Qual deve ser a posição da esquerda socialista do século XXI sobre estas duas tradições herdadas da cultura burguesa?
Não acredito que figuras públicas possam viver vidas privadas ocultas, ou camufladas.
E artistas são figuras tão públicas como as lideranças políticas.
Não se pode ter um compromisso com a luta contra a exploração e as opressões em público, e na vida privada ser machista, racista, homofóbico.
É uma questão de princípios.
Para a esquerda, os princípios são poucos, porém, devem ser invioláveis.
Quando alguém aumenta o seu grau de exposição pública, e passa a ter direitos ampliados, que resultam da posição que ocupam aqueles que emitem opiniões políticas, vêm, também, deveres maiores.
A politização dos temas do modo de vida, inclusive da dimensão subjetiva dos afetos, precisa ser uma causa da esquerda socialista e tem sido um progresso civilizatório.
O anonimato protege a possível duplicidade de critérios, portanto, a demagogia.
Foi curioso que o artigo de Gregório tenha tido repercussão no dia em que Cunha teve seu mandato cassado.
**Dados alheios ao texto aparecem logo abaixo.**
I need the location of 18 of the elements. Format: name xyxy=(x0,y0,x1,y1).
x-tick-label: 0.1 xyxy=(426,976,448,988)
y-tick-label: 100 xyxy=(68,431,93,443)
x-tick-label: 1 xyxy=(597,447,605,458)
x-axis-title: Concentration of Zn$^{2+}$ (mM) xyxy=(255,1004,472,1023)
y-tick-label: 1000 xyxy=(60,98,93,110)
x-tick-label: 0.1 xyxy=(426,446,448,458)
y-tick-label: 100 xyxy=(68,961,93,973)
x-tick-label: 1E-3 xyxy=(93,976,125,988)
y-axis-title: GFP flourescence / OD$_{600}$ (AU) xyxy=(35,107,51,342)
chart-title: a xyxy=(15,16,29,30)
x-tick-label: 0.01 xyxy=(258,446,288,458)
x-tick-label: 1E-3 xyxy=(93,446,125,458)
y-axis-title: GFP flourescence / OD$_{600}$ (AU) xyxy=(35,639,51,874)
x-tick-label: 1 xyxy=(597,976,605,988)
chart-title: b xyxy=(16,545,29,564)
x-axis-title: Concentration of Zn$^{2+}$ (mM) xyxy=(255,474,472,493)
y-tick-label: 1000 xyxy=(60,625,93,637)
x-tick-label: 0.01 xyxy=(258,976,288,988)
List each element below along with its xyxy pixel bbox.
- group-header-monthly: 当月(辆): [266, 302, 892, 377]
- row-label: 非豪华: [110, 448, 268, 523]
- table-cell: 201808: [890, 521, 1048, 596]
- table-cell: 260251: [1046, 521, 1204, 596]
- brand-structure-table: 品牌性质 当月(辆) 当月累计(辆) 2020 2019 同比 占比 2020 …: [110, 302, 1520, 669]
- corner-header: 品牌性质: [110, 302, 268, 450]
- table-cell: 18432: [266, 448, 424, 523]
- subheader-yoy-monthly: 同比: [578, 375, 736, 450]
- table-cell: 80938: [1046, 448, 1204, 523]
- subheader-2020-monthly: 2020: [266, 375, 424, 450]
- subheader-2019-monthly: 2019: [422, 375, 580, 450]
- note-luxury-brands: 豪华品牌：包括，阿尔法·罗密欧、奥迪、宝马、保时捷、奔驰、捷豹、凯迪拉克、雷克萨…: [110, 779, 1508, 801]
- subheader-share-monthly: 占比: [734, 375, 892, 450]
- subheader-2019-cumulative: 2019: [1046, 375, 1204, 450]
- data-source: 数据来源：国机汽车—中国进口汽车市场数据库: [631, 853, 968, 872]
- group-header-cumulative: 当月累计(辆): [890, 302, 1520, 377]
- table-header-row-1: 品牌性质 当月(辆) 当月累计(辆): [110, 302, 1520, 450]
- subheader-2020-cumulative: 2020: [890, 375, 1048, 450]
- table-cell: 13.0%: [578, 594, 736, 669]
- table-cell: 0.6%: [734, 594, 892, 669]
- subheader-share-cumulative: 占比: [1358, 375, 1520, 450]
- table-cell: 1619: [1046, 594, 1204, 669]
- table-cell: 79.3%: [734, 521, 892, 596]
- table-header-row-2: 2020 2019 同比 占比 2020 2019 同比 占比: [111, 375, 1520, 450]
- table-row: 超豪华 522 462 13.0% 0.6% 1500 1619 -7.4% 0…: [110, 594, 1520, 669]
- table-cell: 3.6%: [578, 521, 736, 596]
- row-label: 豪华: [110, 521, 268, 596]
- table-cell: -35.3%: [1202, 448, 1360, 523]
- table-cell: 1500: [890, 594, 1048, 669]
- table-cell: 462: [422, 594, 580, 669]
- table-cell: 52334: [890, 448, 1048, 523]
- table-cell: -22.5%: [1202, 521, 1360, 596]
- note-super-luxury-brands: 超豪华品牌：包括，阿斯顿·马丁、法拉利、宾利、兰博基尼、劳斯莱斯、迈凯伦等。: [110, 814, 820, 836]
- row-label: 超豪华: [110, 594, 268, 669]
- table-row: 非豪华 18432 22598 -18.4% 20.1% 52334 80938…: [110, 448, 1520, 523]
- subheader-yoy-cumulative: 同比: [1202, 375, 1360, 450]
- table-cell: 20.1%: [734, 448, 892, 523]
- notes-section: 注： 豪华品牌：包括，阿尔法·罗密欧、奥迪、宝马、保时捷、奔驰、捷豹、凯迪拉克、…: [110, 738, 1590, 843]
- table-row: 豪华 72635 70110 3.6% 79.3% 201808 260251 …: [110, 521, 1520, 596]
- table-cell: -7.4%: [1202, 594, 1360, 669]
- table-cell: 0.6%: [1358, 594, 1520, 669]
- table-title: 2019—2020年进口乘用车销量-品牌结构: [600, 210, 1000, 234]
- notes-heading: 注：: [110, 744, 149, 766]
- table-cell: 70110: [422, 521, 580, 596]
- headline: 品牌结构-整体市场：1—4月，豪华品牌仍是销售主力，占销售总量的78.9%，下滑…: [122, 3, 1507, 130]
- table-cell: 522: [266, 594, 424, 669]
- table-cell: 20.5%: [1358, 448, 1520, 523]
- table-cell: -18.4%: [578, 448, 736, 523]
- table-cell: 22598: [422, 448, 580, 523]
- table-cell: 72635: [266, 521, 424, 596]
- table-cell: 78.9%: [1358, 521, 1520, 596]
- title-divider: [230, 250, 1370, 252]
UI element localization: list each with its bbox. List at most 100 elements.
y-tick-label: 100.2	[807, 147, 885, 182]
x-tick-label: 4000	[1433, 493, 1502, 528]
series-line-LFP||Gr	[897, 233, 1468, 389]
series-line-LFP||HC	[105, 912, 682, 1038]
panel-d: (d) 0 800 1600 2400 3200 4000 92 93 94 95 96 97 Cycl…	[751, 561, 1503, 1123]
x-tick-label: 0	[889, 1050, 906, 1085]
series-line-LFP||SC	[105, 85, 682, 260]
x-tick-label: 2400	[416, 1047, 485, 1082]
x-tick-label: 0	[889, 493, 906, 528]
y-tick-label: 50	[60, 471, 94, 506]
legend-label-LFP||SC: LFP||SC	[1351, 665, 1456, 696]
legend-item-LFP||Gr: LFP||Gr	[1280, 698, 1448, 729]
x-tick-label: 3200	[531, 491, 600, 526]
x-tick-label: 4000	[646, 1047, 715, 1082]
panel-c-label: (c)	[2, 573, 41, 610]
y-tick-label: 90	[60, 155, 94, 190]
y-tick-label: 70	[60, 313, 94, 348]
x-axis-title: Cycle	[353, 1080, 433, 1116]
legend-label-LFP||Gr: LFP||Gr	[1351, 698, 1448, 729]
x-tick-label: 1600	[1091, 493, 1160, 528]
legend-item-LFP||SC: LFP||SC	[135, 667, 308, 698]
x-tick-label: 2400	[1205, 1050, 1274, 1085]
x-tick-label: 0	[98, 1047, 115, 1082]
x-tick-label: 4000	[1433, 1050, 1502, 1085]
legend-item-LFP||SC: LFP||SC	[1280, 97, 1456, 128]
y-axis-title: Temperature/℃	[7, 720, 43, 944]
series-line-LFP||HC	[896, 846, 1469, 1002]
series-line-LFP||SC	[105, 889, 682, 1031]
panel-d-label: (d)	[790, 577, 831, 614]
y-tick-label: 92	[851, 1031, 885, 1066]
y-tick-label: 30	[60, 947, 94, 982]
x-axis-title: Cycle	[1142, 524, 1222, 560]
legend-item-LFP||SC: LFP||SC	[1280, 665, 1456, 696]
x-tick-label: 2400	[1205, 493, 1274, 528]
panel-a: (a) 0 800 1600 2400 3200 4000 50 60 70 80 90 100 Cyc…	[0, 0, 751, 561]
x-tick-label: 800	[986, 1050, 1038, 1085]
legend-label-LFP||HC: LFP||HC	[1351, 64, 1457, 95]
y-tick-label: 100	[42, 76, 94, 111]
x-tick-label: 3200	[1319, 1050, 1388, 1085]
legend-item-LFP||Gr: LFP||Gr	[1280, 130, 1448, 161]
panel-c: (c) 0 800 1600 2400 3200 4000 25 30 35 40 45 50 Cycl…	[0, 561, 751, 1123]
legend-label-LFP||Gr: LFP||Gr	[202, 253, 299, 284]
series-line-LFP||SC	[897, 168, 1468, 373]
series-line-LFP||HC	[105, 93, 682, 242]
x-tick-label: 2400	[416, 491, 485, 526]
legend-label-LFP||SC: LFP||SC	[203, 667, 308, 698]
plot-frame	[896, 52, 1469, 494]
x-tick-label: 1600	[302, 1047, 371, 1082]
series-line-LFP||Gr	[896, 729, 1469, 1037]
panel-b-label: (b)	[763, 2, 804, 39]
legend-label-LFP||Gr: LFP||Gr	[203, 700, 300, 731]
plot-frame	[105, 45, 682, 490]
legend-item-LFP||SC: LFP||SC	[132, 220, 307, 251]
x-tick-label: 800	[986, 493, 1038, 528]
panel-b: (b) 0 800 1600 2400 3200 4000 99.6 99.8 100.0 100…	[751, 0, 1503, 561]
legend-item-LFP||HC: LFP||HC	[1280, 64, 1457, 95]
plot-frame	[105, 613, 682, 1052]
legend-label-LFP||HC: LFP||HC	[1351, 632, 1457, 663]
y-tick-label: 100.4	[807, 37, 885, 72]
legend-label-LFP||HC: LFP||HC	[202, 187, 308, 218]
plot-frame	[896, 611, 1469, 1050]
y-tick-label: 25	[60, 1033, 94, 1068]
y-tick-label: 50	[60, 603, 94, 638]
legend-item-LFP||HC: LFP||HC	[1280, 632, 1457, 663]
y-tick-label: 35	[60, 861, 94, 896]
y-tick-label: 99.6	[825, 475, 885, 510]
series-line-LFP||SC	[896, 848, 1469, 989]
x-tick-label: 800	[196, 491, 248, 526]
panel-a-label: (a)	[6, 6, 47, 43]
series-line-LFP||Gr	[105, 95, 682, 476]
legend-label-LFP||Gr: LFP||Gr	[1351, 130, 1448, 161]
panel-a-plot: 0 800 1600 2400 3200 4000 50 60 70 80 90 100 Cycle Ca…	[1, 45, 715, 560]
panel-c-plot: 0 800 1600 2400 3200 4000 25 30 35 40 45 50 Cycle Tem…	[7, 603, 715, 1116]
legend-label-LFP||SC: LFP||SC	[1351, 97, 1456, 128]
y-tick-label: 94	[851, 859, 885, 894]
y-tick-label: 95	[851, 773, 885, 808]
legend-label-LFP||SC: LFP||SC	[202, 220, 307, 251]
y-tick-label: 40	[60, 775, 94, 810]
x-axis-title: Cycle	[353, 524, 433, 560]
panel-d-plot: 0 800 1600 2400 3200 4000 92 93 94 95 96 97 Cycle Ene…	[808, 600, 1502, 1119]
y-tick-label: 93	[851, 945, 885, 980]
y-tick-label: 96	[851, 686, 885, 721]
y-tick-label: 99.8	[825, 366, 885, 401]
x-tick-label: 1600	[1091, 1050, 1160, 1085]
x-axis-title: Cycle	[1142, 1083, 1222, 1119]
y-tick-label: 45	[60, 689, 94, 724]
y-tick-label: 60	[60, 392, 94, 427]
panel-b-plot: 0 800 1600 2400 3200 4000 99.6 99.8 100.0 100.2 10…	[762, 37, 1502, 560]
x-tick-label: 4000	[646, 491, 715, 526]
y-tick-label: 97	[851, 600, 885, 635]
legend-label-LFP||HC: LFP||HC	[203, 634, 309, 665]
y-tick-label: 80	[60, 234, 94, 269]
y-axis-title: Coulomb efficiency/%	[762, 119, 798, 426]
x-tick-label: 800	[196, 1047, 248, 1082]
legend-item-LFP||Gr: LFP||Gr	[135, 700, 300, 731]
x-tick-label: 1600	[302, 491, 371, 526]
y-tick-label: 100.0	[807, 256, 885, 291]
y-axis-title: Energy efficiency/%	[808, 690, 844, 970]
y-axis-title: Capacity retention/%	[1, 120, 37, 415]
Porque a explicação legal que levou à cassação de Cunha foi o fato de ter mentido o ano passado sobre a titularidade das contas que mantinha em um banco suíço com sua esposa e sua filha. Ele contava que estas contas estariam blindadas pelo sigilo bancário, e se deu mal. Elas revelaram uma duplicidade infame. O ultraje, o desplante, a afronta, o escárnio do ex-presidente da Câmara de Deputados que abriu o processo de impeachment, e cumpriu o papel aglutinador da maioria reacionária com um discurso moralizador, mas não conseguia explicar a origem de seu enriquecimento vertiginoso foi tão grande que a mesma maioria que o ergueu, ontem o derrubou.
Eu gostei do artigo do Gregório Duvivier, e penso que é um depoimento político.
Porque vivemos em uma época cínica e decadente.
A ideologia dominante é “o todos contra todos e salve-se quem puder”.
A luta pela felicidade foi reduzida à luta pelo dinheiro, a qualquer preço, porque ter princípios é considerado um privilégio de endinheirados ou excentricidade de otários.
E como a imensa maioria vive frustrada porque ganha pouco ou está desempregada, todas as relações sociais estão contaminadas pelo oportunismo e descartabilidade, inclusive, as relações amorosas.
E não me impressiona que o artigo tenha sido escrito na véspera do lançamento de um filme. A sinergia, a potencialização do filme pela oportunidade do artigo “confessional” me parece que deve ser uma escolha dos autores.
Faz parte, desde que os envolvidos estejam de acordo.
Gregório escreveu um texto delicado, educativo e até inspirador sobre o que pode ser uma relação amorosa respeitosa e saudável entre pessoas livres.
Isso é o que se deve esperar de alguém de esquerda.